Helmer/co-writer Andreas Prochaska gleefully piles on the genre thrills in "Dead in 3 Days 2," a refreshingly different follow-up to his first Austrian slasher pic.
Helmer/co-writer Andreas Prochaska gleefully piles on the genre thrills in “Dead in 3 Days 2,” a refreshingly different follow-up to his first Austrian slasher pic. Starring several of the same actors — including the 2006 pic’s striking young lead, Sabrina Reiter — and with an almost identical tech crew, this is more like an old-dark-house thriller than a teen gorefest, with more atmosphere and less plot than its predecessor, though pic ups the violence quotient considerably. If the novelty appeal of an Austrian genre item hasn’t worn off, sequel should see a similarly warm trajectory in theatrical, ancillary and midnight fest slots.

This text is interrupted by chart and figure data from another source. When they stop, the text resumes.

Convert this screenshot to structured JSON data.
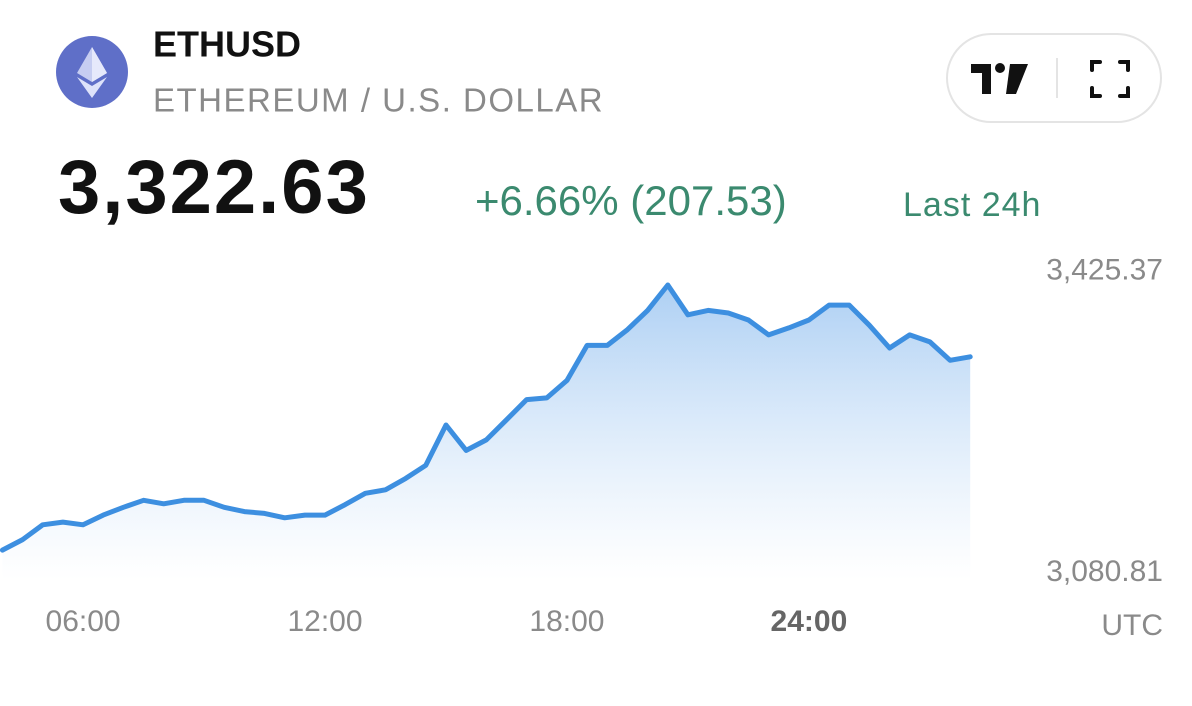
{
  "header": {
    "symbol": "ETHUSD",
    "name": "ETHEREUM / U.S. DOLLAR",
    "price": "3,322.63",
    "change": "+6.66% (207.53)",
    "period": "Last 24h"
  },
  "chart_data": {
    "type": "area",
    "color": "#3d8fe0",
    "x": [
      4,
      4.5,
      5,
      5.5,
      6,
      6.5,
      7,
      7.5,
      8,
      8.5,
      9,
      9.5,
      10,
      10.5,
      11,
      11.5,
      12,
      12.5,
      13,
      13.5,
      14,
      14.5,
      15,
      15.5,
      16,
      16.5,
      17,
      17.5,
      18,
      18.5,
      19,
      19.5,
      20,
      20.5,
      21,
      21.5,
      22,
      22.5,
      23,
      23.5,
      24,
      24.5,
      25,
      25.5,
      26,
      26.5,
      27,
      27.5,
      28
    ],
    "values": [
      3107,
      3119,
      3136,
      3139,
      3136,
      3147,
      3156,
      3164,
      3160,
      3164,
      3164,
      3156,
      3151,
      3149,
      3144,
      3147,
      3147,
      3159,
      3172,
      3176,
      3189,
      3204,
      3250,
      3221,
      3233,
      3256,
      3279,
      3281,
      3301,
      3341,
      3341,
      3359,
      3381,
      3410,
      3376,
      3381,
      3378,
      3370,
      3353,
      3361,
      3370,
      3387,
      3387,
      3364,
      3338,
      3353,
      3345,
      3324,
      3328
    ],
    "xlim": [
      3.94,
      33.5
    ],
    "ylim": [
      3050,
      3450
    ],
    "xticks": [
      {
        "value": 6,
        "label": "06:00"
      },
      {
        "value": 12,
        "label": "12:00"
      },
      {
        "value": 18,
        "label": "18:00"
      },
      {
        "value": 24,
        "label": "24:00"
      }
    ],
    "yticks": [
      {
        "value": 3425.37,
        "label": "3,425.37"
      },
      {
        "value": 3080.81,
        "label": "3,080.81"
      }
    ],
    "xlabel": "UTC"
  }
}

Prochaska has stated that, after demonstrating with “Dead in 3 Days” that it was possible to transpose U.S. horror elements to an Alpine setting, he wanted to prove the idea was valid on its own terms, not just a flash in the pan. With its more confident directorial tone and look and much tighter plotting, pic certainly manages to draw as much menace from the country’s landscape and rural denizens as any other horror movie.
Helmer also confirms again that he knows the genre rules, establishing a clear sense of geography to draw auds in and having considerable fright-fun leading the viewer up the garden path.

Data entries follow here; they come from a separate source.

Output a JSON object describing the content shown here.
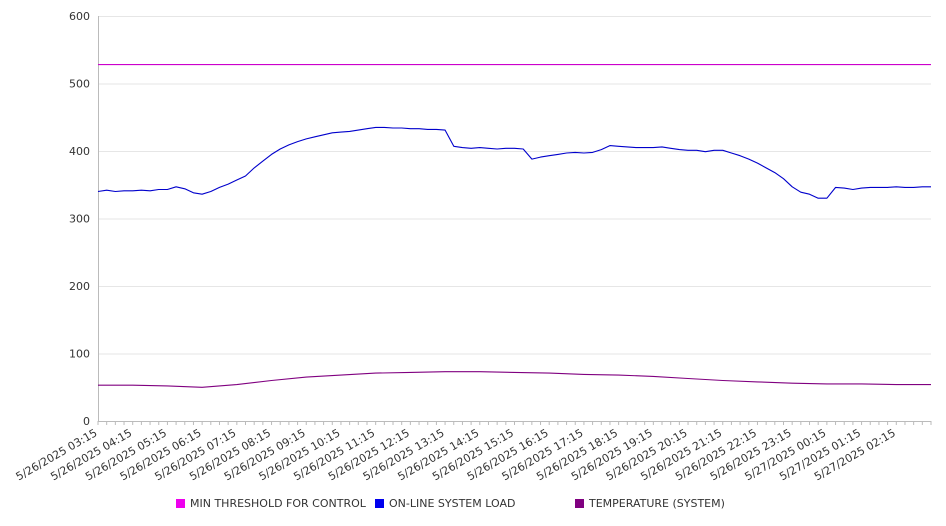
{
  "chart_data": {
    "type": "line",
    "title": "",
    "xlabel": "",
    "ylabel": "",
    "ylim": [
      0,
      600
    ],
    "yticks": [
      0,
      100,
      200,
      300,
      400,
      500,
      600
    ],
    "grid": "horizontal",
    "legend_position": "bottom",
    "x_tick_labels": [
      "5/26/2025 03:15",
      "5/26/2025 04:15",
      "5/26/2025 05:15",
      "5/26/2025 06:15",
      "5/26/2025 07:15",
      "5/26/2025 08:15",
      "5/26/2025 09:15",
      "5/26/2025 10:15",
      "5/26/2025 11:15",
      "5/26/2025 12:15",
      "5/26/2025 13:15",
      "5/26/2025 14:15",
      "5/26/2025 15:15",
      "5/26/2025 16:15",
      "5/26/2025 17:15",
      "5/26/2025 18:15",
      "5/26/2025 19:15",
      "5/26/2025 20:15",
      "5/26/2025 21:15",
      "5/26/2025 22:15",
      "5/26/2025 23:15",
      "5/27/2025 00:15",
      "5/27/2025 01:15",
      "5/27/2025 02:15"
    ],
    "x_range": [
      "5/26/2025 03:15",
      "5/27/2025 03:15"
    ],
    "series": [
      {
        "name": "MIN THRESHOLD FOR CONTROL",
        "color": "#cc00cc",
        "points": [
          [
            "5/26/2025 03:15",
            528
          ],
          [
            "5/27/2025 03:15",
            528
          ]
        ]
      },
      {
        "name": "ON-LINE SYSTEM LOAD",
        "color": "#0000cc",
        "points": [
          [
            "5/26/2025 03:15",
            340
          ],
          [
            "5/26/2025 03:30",
            342
          ],
          [
            "5/26/2025 03:45",
            340
          ],
          [
            "5/26/2025 04:00",
            341
          ],
          [
            "5/26/2025 04:15",
            341
          ],
          [
            "5/26/2025 04:30",
            342
          ],
          [
            "5/26/2025 04:45",
            341
          ],
          [
            "5/26/2025 05:00",
            343
          ],
          [
            "5/26/2025 05:15",
            343
          ],
          [
            "5/26/2025 05:30",
            347
          ],
          [
            "5/26/2025 05:45",
            344
          ],
          [
            "5/26/2025 06:00",
            338
          ],
          [
            "5/26/2025 06:15",
            336
          ],
          [
            "5/26/2025 06:30",
            340
          ],
          [
            "5/26/2025 06:45",
            346
          ],
          [
            "5/26/2025 07:00",
            351
          ],
          [
            "5/26/2025 07:15",
            357
          ],
          [
            "5/26/2025 07:30",
            363
          ],
          [
            "5/26/2025 07:45",
            375
          ],
          [
            "5/26/2025 08:00",
            385
          ],
          [
            "5/26/2025 08:15",
            395
          ],
          [
            "5/26/2025 08:30",
            403
          ],
          [
            "5/26/2025 08:45",
            409
          ],
          [
            "5/26/2025 09:00",
            414
          ],
          [
            "5/26/2025 09:15",
            418
          ],
          [
            "5/26/2025 09:30",
            421
          ],
          [
            "5/26/2025 09:45",
            424
          ],
          [
            "5/26/2025 10:00",
            427
          ],
          [
            "5/26/2025 10:15",
            428
          ],
          [
            "5/26/2025 10:30",
            429
          ],
          [
            "5/26/2025 10:45",
            431
          ],
          [
            "5/26/2025 11:00",
            433
          ],
          [
            "5/26/2025 11:15",
            435
          ],
          [
            "5/26/2025 11:30",
            435
          ],
          [
            "5/26/2025 11:45",
            434
          ],
          [
            "5/26/2025 12:00",
            434
          ],
          [
            "5/26/2025 12:15",
            433
          ],
          [
            "5/26/2025 12:30",
            433
          ],
          [
            "5/26/2025 12:45",
            432
          ],
          [
            "5/26/2025 13:00",
            432
          ],
          [
            "5/26/2025 13:15",
            431
          ],
          [
            "5/26/2025 13:30",
            407
          ],
          [
            "5/26/2025 13:45",
            405
          ],
          [
            "5/26/2025 14:00",
            404
          ],
          [
            "5/26/2025 14:15",
            405
          ],
          [
            "5/26/2025 14:30",
            404
          ],
          [
            "5/26/2025 14:45",
            403
          ],
          [
            "5/26/2025 15:00",
            404
          ],
          [
            "5/26/2025 15:15",
            404
          ],
          [
            "5/26/2025 15:30",
            403
          ],
          [
            "5/26/2025 15:45",
            388
          ],
          [
            "5/26/2025 16:00",
            391
          ],
          [
            "5/26/2025 16:15",
            393
          ],
          [
            "5/26/2025 16:30",
            395
          ],
          [
            "5/26/2025 16:45",
            397
          ],
          [
            "5/26/2025 17:00",
            398
          ],
          [
            "5/26/2025 17:15",
            397
          ],
          [
            "5/26/2025 17:30",
            398
          ],
          [
            "5/26/2025 17:45",
            402
          ],
          [
            "5/26/2025 18:00",
            408
          ],
          [
            "5/26/2025 18:15",
            407
          ],
          [
            "5/26/2025 18:30",
            406
          ],
          [
            "5/26/2025 18:45",
            405
          ],
          [
            "5/26/2025 19:00",
            405
          ],
          [
            "5/26/2025 19:15",
            405
          ],
          [
            "5/26/2025 19:30",
            406
          ],
          [
            "5/26/2025 19:45",
            404
          ],
          [
            "5/26/2025 20:00",
            402
          ],
          [
            "5/26/2025 20:15",
            401
          ],
          [
            "5/26/2025 20:30",
            401
          ],
          [
            "5/26/2025 20:45",
            399
          ],
          [
            "5/26/2025 21:00",
            401
          ],
          [
            "5/26/2025 21:15",
            401
          ],
          [
            "5/26/2025 21:30",
            397
          ],
          [
            "5/26/2025 21:45",
            393
          ],
          [
            "5/26/2025 22:00",
            388
          ],
          [
            "5/26/2025 22:15",
            382
          ],
          [
            "5/26/2025 22:30",
            375
          ],
          [
            "5/26/2025 22:45",
            368
          ],
          [
            "5/26/2025 23:00",
            359
          ],
          [
            "5/26/2025 23:15",
            347
          ],
          [
            "5/26/2025 23:30",
            339
          ],
          [
            "5/26/2025 23:45",
            336
          ],
          [
            "5/27/2025 00:00",
            330
          ],
          [
            "5/27/2025 00:15",
            330
          ],
          [
            "5/27/2025 00:30",
            346
          ],
          [
            "5/27/2025 00:45",
            345
          ],
          [
            "5/27/2025 01:00",
            343
          ],
          [
            "5/27/2025 01:15",
            345
          ],
          [
            "5/27/2025 01:30",
            346
          ],
          [
            "5/27/2025 01:45",
            346
          ],
          [
            "5/27/2025 02:00",
            346
          ],
          [
            "5/27/2025 02:15",
            347
          ],
          [
            "5/27/2025 02:30",
            346
          ],
          [
            "5/27/2025 02:45",
            346
          ],
          [
            "5/27/2025 03:00",
            347
          ],
          [
            "5/27/2025 03:15",
            347
          ]
        ]
      },
      {
        "name": "TEMPERATURE (SYSTEM)",
        "color": "#800080",
        "points": [
          [
            "5/26/2025 03:15",
            53
          ],
          [
            "5/26/2025 04:15",
            53
          ],
          [
            "5/26/2025 05:15",
            52
          ],
          [
            "5/26/2025 06:15",
            50
          ],
          [
            "5/26/2025 07:15",
            54
          ],
          [
            "5/26/2025 08:15",
            60
          ],
          [
            "5/26/2025 09:15",
            65
          ],
          [
            "5/26/2025 10:15",
            68
          ],
          [
            "5/26/2025 11:15",
            71
          ],
          [
            "5/26/2025 12:15",
            72
          ],
          [
            "5/26/2025 13:15",
            73
          ],
          [
            "5/26/2025 14:15",
            73
          ],
          [
            "5/26/2025 15:15",
            72
          ],
          [
            "5/26/2025 16:15",
            71
          ],
          [
            "5/26/2025 17:15",
            69
          ],
          [
            "5/26/2025 18:15",
            68
          ],
          [
            "5/26/2025 19:15",
            66
          ],
          [
            "5/26/2025 20:15",
            63
          ],
          [
            "5/26/2025 21:15",
            60
          ],
          [
            "5/26/2025 22:15",
            58
          ],
          [
            "5/26/2025 23:15",
            56
          ],
          [
            "5/27/2025 00:15",
            55
          ],
          [
            "5/27/2025 01:15",
            55
          ],
          [
            "5/27/2025 02:15",
            54
          ],
          [
            "5/27/2025 03:15",
            54
          ]
        ]
      }
    ]
  }
}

College grad Nina Wagner (Reiter) has tried to put the past behind her by moving to Vienna and working in a music store. When she reads a report that the body of the “monster of Ebensee” (which killed three of her friends and almost killed her and friend Mona) has been fished out of a lake, it looks as if she has finally achieved closure.
Well, not quite. Haunted by nightmares of a bloody Mona crying “Help me!,” and unable to get through to her pal on the phone, spunky Nina returns to her native lakeside town to find out what’s up. The gas station where Mona once worked has been taken over by Chinese restaurateurs, and word is Mona’s moved back to her hometown, Tyrol.
The trail leads to an isolated inn high in the snow-covered mountains, run by a woman (Barbara Weber) with three sons: Gust (Martin Loos), Josef (Philipp Rudig) and Hans (Helmuth A. Haeusler). Sex pervert Josef was suspected of killing a girl three years ago, and no one in their right mind goes near the place — apart from Nina.
Even as the story cranks up during the early stages, Prochaska keeps the shocks coming in the form of dream sequences before the real bloodletting starts, after Nina is imprisoned in the inn by the barking-mad Josef. As Ebensee cop Kogler (Andreas Kiendl, encoring from the original) follows Nina’s trail, helped by a young local woman, Gabi (Anna Rot), the violence escalates.
Plot could just as easily have been set among a bunch of crazies in the American Deep South, but the picture draws as much tension from the snowy Alps (and its sudden storms) as the first outing did from the placid but murky waters of Ebensee. Onscreen almost the whole time, the diminutive Reiter carries the movie with a combo of resourcefulness and bravado, and is up to its considerable physical challenges.
Second half starts to feel a bit repetitive with its creaking-door thrills, but d.p. David Slama’s fine widescreen lensing (amber interiors, snowy white exteriors) and careful visual compositions (from closeups of eyeballs to shadowy framing) maintain interest.